Il faut dire aussi qu'il ne cesse de progresser : il y a du chemin depuis son premier « Ma Vie en l'Air », ses films gardent la même sincérité mais ont de moins en moins de lacunes, et en plus avec ce « Nos Futurs », il se permet même de prendre des risques ! Bon, c'est pas non plus Kassovitz, mais il faut saluer le geste. Et que ce soit un peu fouillis, un peu maladroit par moment c'est pas grave, parce que cette petite audace accumulée à cette Rémi's Touch éclate quand même 90% de notre cinéma national, de notre cercle très privé des petits cinéastes bobos du Tout-Paris, de la bande à Kechiche et ses nymphos qui se paluchent entre eux au festival de Cannes.
Pour ceux qui n'aiment pas spécialement l'auteur, sachez que ce « Nos Futurs » c'est du Bezançon pur jus, avec tous ses thèmes habituels traités, ou au moins esquissés : le père absent, les souvenirs de jeunesse, le changement de regard, la nostalgie de l'adolescence...
Ce n'est clairement pas un film qui va plaire à tout le monde, et je pense même qu'on ne sera pas tant que ça à l'apprécier : ce genre de film nous parle ou ne nous parle pas suivant la sensibilité de chacun.

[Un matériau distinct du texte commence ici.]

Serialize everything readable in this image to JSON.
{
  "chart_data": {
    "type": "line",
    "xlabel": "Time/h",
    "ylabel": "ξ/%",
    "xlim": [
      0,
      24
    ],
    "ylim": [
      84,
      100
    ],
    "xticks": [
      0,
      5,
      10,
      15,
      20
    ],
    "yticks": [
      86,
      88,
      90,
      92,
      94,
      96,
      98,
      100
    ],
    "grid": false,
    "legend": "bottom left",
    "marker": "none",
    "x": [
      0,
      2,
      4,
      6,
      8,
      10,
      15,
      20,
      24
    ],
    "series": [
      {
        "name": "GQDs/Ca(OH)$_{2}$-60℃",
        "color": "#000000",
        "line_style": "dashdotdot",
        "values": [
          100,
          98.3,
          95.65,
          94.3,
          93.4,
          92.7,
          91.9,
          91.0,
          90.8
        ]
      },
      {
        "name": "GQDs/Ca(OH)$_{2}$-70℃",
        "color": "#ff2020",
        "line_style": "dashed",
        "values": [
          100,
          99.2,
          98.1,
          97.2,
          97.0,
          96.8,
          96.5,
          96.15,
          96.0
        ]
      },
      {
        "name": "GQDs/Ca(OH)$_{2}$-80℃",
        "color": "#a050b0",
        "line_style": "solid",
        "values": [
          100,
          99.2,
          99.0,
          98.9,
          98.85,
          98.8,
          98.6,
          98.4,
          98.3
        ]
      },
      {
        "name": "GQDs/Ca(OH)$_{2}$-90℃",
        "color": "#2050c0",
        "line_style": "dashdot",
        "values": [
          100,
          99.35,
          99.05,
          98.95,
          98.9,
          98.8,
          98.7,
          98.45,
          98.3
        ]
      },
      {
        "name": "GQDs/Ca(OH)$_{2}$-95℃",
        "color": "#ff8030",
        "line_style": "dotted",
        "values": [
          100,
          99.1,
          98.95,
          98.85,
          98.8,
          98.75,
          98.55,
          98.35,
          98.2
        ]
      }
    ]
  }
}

Il privilégie les impressions, la madeleine de Proust en posant des situations comme soutient plutôt que l'inverse.
Parce que la putain de madeleine de Proust, je comprend qu'on n'en ait rien à foutre .
Voir un buddy-movie comme celui-là sans s'en imprégner, c'est au final aller voir un film qu'on a l'impression d'avoir vu cent fois. Ce genre est devenu un cliché qui moi aussi m'énerve au plus haut point et donne, dans quelque film que ce soit, l'envie de crier à l'escroquerie. Mais quand on sort de ce film après avoir compris ce qu'était cette relation, on se dit que rarement ce genre ne s'est autant prêté à l'idée que veut véhiculer l'auteur : au final ce n'est pas l'idée du buddy movie et de son simple contraste passe-partout qui reste : ce n'est qu'un encrage pour le vrai thème du film qui ne se révèle entièrement qu'à la fin.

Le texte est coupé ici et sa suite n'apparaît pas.